I now have one at primary and one at preschool for 15 hours a week. I have been a SAHM for 5 years with my 2. It is fucking BLISS.

Stinkle · 21/01/2015 12:35

I don't mind doing PA type stuff for DH either. He worked from home for years while I was out full time, he did his fair share of picking up my dry cleaning, booking stuff, running to the post office type stuff for me then, I do it for him now.

however · 21/01/2015 12:38
Wibblypiglikesbananas · 21/01/2015 12:38

YANBU. I'm currently a SAHM to a 3yo and a 1yo. I can't wait for the primary school years! It'll be bliss compared with now Smile

FamilyAdventure · 21/01/2015 12:40

It's really not hard work there's no way anyone can claim that. All families will have a differing routines re the amount of housework and support of one's DH that goes on but no-one could claim it's anything like as hard as doing all (or some of) that and having a job (I've tried it both ways)

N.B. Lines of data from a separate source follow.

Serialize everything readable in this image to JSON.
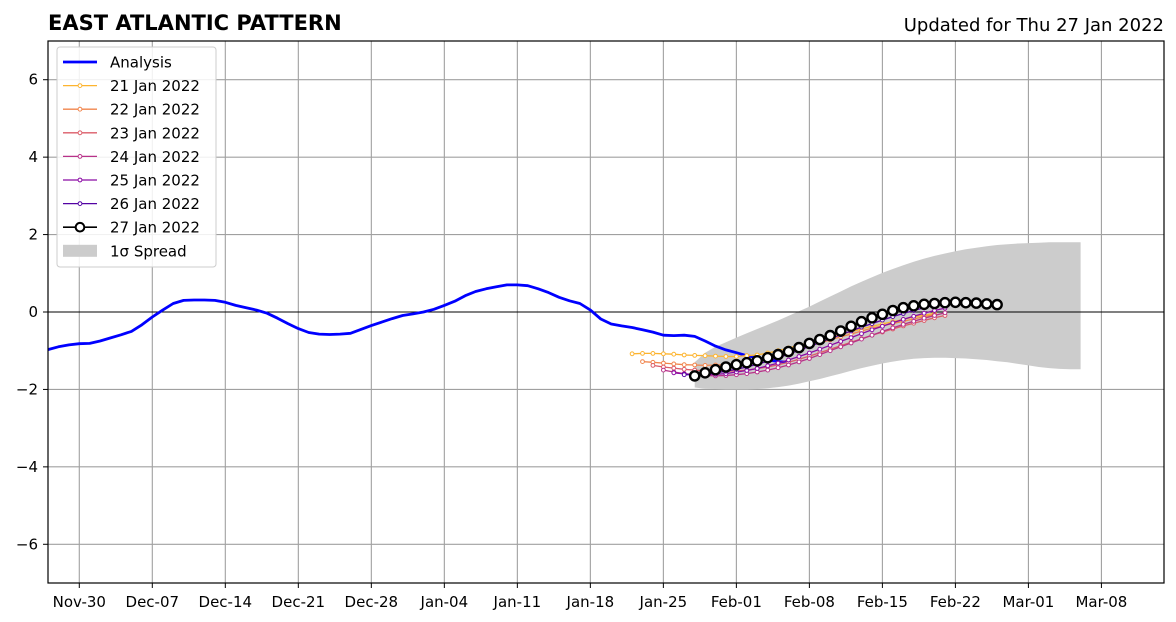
{
  "header": {
    "title": "EAST ATLANTIC PATTERN",
    "updated": "Updated for Thu 27 Jan 2022"
  },
  "chart_data": {
    "type": "line",
    "title": "EAST ATLANTIC PATTERN",
    "subtitle": "Updated for Thu 27 Jan 2022",
    "x_start_date": "2021-11-27",
    "xlim": [
      "2021-11-27",
      "2022-03-14"
    ],
    "ylim": [
      -7,
      7
    ],
    "yticks": [
      -6,
      -4,
      -2,
      0,
      2,
      4,
      6
    ],
    "ytick_labels": [
      "−6",
      "−4",
      "−2",
      "0",
      "2",
      "4",
      "6"
    ],
    "xticks": [
      "2021-11-30",
      "2021-12-07",
      "2021-12-14",
      "2021-12-21",
      "2021-12-28",
      "2022-01-04",
      "2022-01-11",
      "2022-01-18",
      "2022-01-25",
      "2022-02-01",
      "2022-02-08",
      "2022-02-15",
      "2022-02-22",
      "2022-03-01",
      "2022-03-08"
    ],
    "xtick_labels": [
      "Nov-30",
      "Dec-07",
      "Dec-14",
      "Dec-21",
      "Dec-28",
      "Jan-04",
      "Jan-11",
      "Jan-18",
      "Jan-25",
      "Feb-01",
      "Feb-08",
      "Feb-15",
      "Feb-22",
      "Mar-01",
      "Mar-08"
    ],
    "grid": true,
    "legend_position": "top-left",
    "colors": {
      "analysis": "#0000ff",
      "spread": "#cccccc",
      "zero_line": "#000000"
    },
    "legend": [
      {
        "label": "Analysis",
        "kind": "thick",
        "color": "#0000ff"
      },
      {
        "label": "21 Jan 2022",
        "kind": "small",
        "color": "#fdb42f"
      },
      {
        "label": "22 Jan 2022",
        "kind": "small",
        "color": "#f1844b"
      },
      {
        "label": "23 Jan 2022",
        "kind": "small",
        "color": "#db5c68"
      },
      {
        "label": "24 Jan 2022",
        "kind": "small",
        "color": "#b83289"
      },
      {
        "label": "25 Jan 2022",
        "kind": "small",
        "color": "#8b0aa5"
      },
      {
        "label": "26 Jan 2022",
        "kind": "small",
        "color": "#5302a3"
      },
      {
        "label": "27 Jan 2022",
        "kind": "big",
        "color": "#000000"
      },
      {
        "label": "1σ Spread",
        "kind": "patch",
        "color": "#cccccc"
      }
    ],
    "analysis": {
      "name": "Analysis",
      "start": "2021-11-27",
      "values": [
        -0.97,
        -0.9,
        -0.85,
        -0.82,
        -0.81,
        -0.75,
        -0.67,
        -0.59,
        -0.5,
        -0.33,
        -0.13,
        0.05,
        0.22,
        0.3,
        0.31,
        0.31,
        0.3,
        0.25,
        0.17,
        0.11,
        0.05,
        -0.03,
        -0.16,
        -0.3,
        -0.43,
        -0.53,
        -0.57,
        -0.58,
        -0.57,
        -0.55,
        -0.45,
        -0.35,
        -0.26,
        -0.17,
        -0.09,
        -0.05,
        0.0,
        0.07,
        0.17,
        0.28,
        0.42,
        0.53,
        0.6,
        0.65,
        0.7,
        0.7,
        0.68,
        0.6,
        0.5,
        0.38,
        0.29,
        0.22,
        0.05,
        -0.18,
        -0.31,
        -0.36,
        -0.4,
        -0.46,
        -0.52,
        -0.6,
        -0.61,
        -0.6,
        -0.63,
        -0.75,
        -0.88,
        -0.98,
        -1.05,
        -1.13,
        -1.18,
        -1.23,
        -1.28,
        -1.3
      ]
    },
    "forecasts": [
      {
        "name": "21 Jan 2022",
        "start": "2022-01-22",
        "color": "#fdb42f",
        "values": [
          -1.08,
          -1.07,
          -1.07,
          -1.08,
          -1.09,
          -1.11,
          -1.12,
          -1.13,
          -1.14,
          -1.15,
          -1.15,
          -1.13,
          -1.11,
          -1.06,
          -1.0,
          -0.93,
          -0.86,
          -0.79,
          -0.72,
          -0.65,
          -0.58,
          -0.51,
          -0.44,
          -0.37,
          -0.31,
          -0.25,
          -0.19,
          -0.13,
          -0.08,
          -0.04
        ]
      },
      {
        "name": "22 Jan 2022",
        "start": "2022-01-23",
        "color": "#f1844b",
        "values": [
          -1.28,
          -1.3,
          -1.32,
          -1.34,
          -1.36,
          -1.37,
          -1.38,
          -1.37,
          -1.36,
          -1.33,
          -1.28,
          -1.23,
          -1.17,
          -1.1,
          -1.03,
          -0.95,
          -0.88,
          -0.8,
          -0.72,
          -0.64,
          -0.57,
          -0.49,
          -0.42,
          -0.36,
          -0.3,
          -0.24,
          -0.18,
          -0.12,
          -0.07
        ]
      },
      {
        "name": "23 Jan 2022",
        "start": "2022-01-24",
        "color": "#db5c68",
        "values": [
          -1.38,
          -1.42,
          -1.45,
          -1.48,
          -1.5,
          -1.52,
          -1.53,
          -1.53,
          -1.52,
          -1.5,
          -1.46,
          -1.42,
          -1.36,
          -1.3,
          -1.22,
          -1.14,
          -1.05,
          -0.96,
          -0.87,
          -0.78,
          -0.69,
          -0.6,
          -0.52,
          -0.44,
          -0.36,
          -0.29,
          -0.22,
          -0.15,
          -0.09
        ]
      },
      {
        "name": "24 Jan 2022",
        "start": "2022-01-25",
        "color": "#b83289",
        "values": [
          -1.5,
          -1.55,
          -1.59,
          -1.62,
          -1.64,
          -1.65,
          -1.64,
          -1.62,
          -1.59,
          -1.55,
          -1.5,
          -1.44,
          -1.37,
          -1.29,
          -1.2,
          -1.1,
          -1.0,
          -0.9,
          -0.8,
          -0.7,
          -0.6,
          -0.5,
          -0.41,
          -0.32,
          -0.24,
          -0.16,
          -0.09,
          -0.02
        ]
      },
      {
        "name": "25 Jan 2022",
        "start": "2022-01-26",
        "color": "#8b0aa5",
        "values": [
          -1.57,
          -1.6,
          -1.62,
          -1.62,
          -1.61,
          -1.59,
          -1.55,
          -1.51,
          -1.46,
          -1.39,
          -1.32,
          -1.24,
          -1.15,
          -1.06,
          -0.96,
          -0.86,
          -0.76,
          -0.66,
          -0.56,
          -0.46,
          -0.37,
          -0.28,
          -0.19,
          -0.11,
          -0.03,
          0.04,
          0.1
        ]
      },
      {
        "name": "26 Jan 2022",
        "start": "2022-01-27",
        "color": "#5302a3",
        "values": [
          -1.62,
          -1.62,
          -1.6,
          -1.57,
          -1.53,
          -1.48,
          -1.42,
          -1.35,
          -1.27,
          -1.18,
          -1.09,
          -0.99,
          -0.89,
          -0.79,
          -0.69,
          -0.59,
          -0.49,
          -0.39,
          -0.3,
          -0.21,
          -0.12,
          -0.04,
          0.04,
          0.11,
          0.17
        ]
      }
    ],
    "forecast_main": {
      "name": "27 Jan 2022",
      "start": "2022-01-28",
      "color": "#000000",
      "values": [
        -1.65,
        -1.57,
        -1.49,
        -1.42,
        -1.36,
        -1.31,
        -1.26,
        -1.18,
        -1.1,
        -1.02,
        -0.92,
        -0.81,
        -0.71,
        -0.61,
        -0.49,
        -0.37,
        -0.25,
        -0.15,
        -0.06,
        0.04,
        0.11,
        0.16,
        0.2,
        0.22,
        0.24,
        0.25,
        0.24,
        0.23,
        0.21,
        0.19
      ]
    },
    "spread": {
      "label": "1σ Spread",
      "start": "2022-01-28",
      "upper": [
        -1.3,
        -1.05,
        -0.9,
        -0.78,
        -0.66,
        -0.55,
        -0.44,
        -0.33,
        -0.22,
        -0.1,
        0.02,
        0.14,
        0.27,
        0.4,
        0.53,
        0.66,
        0.78,
        0.9,
        1.01,
        1.11,
        1.21,
        1.3,
        1.38,
        1.45,
        1.51,
        1.57,
        1.62,
        1.66,
        1.7,
        1.73,
        1.75,
        1.77,
        1.78,
        1.79,
        1.8,
        1.8,
        1.8,
        1.8
      ],
      "lower": [
        -1.95,
        -1.98,
        -1.99,
        -2.0,
        -2.0,
        -2.0,
        -1.99,
        -1.97,
        -1.94,
        -1.9,
        -1.85,
        -1.79,
        -1.73,
        -1.66,
        -1.59,
        -1.52,
        -1.45,
        -1.39,
        -1.33,
        -1.28,
        -1.24,
        -1.21,
        -1.19,
        -1.18,
        -1.18,
        -1.19,
        -1.2,
        -1.22,
        -1.24,
        -1.27,
        -1.3,
        -1.34,
        -1.38,
        -1.42,
        -1.45,
        -1.47,
        -1.48,
        -1.48
      ]
    }
  }
}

The hard part for me is finding a sense of purpose. There are plenty of ways to fill the time, volunteering, exercise, housework, hobbies, garden or house projects, but after a while it all seems a bit pointless - no-one would notice if you didn't do it. And your friends either start drifting back to work, or you find that actually all you had in common was pre-school children.

Mummyusername · 21/01/2015 12:40

That's a problem though daryl. I don't think I would find it easy to spend money on coffees (or more probably hobby classes for me) while my husbands working.

OP posts:
GoldfishSpy · 21/01/2015 12:42

I am on Maternity leave with a 5 month old. Have twins who have just started school.

It is like being on holiday. Even with a baby at home. We have no cleaner or childcare help and every day feels like a day off. I guess it is because normally I have to fit all the housework etc in and also work out of the house 8am - 6pm.

Sadly I have to go back to work soon :(

SoupDragon · 21/01/2015 12:43

DamsonInDistress, that was a really bitchy thing to say.

LennyCrabsticks · 21/01/2015 12:43

I was briefly in that position and it was BLISS.

I am about to drop down to three days a week and although I'll have a toddler at home I am SO EXCITED about all the 'free' time I'll have to do things like shopping and proper cleaning and gardening and stuff, all the things that get squeezed in around our current full time jobs.

popcornpaws · 21/01/2015 12:43

Being a sahm to a child at the academy is so much better, no school runs etc, i loved it.
I hate routine and being able to do what i wanted when i wanted was great!
She is now at uni and i work 20hrs a week as i would hate to work full time because i need time to myself to do as i please!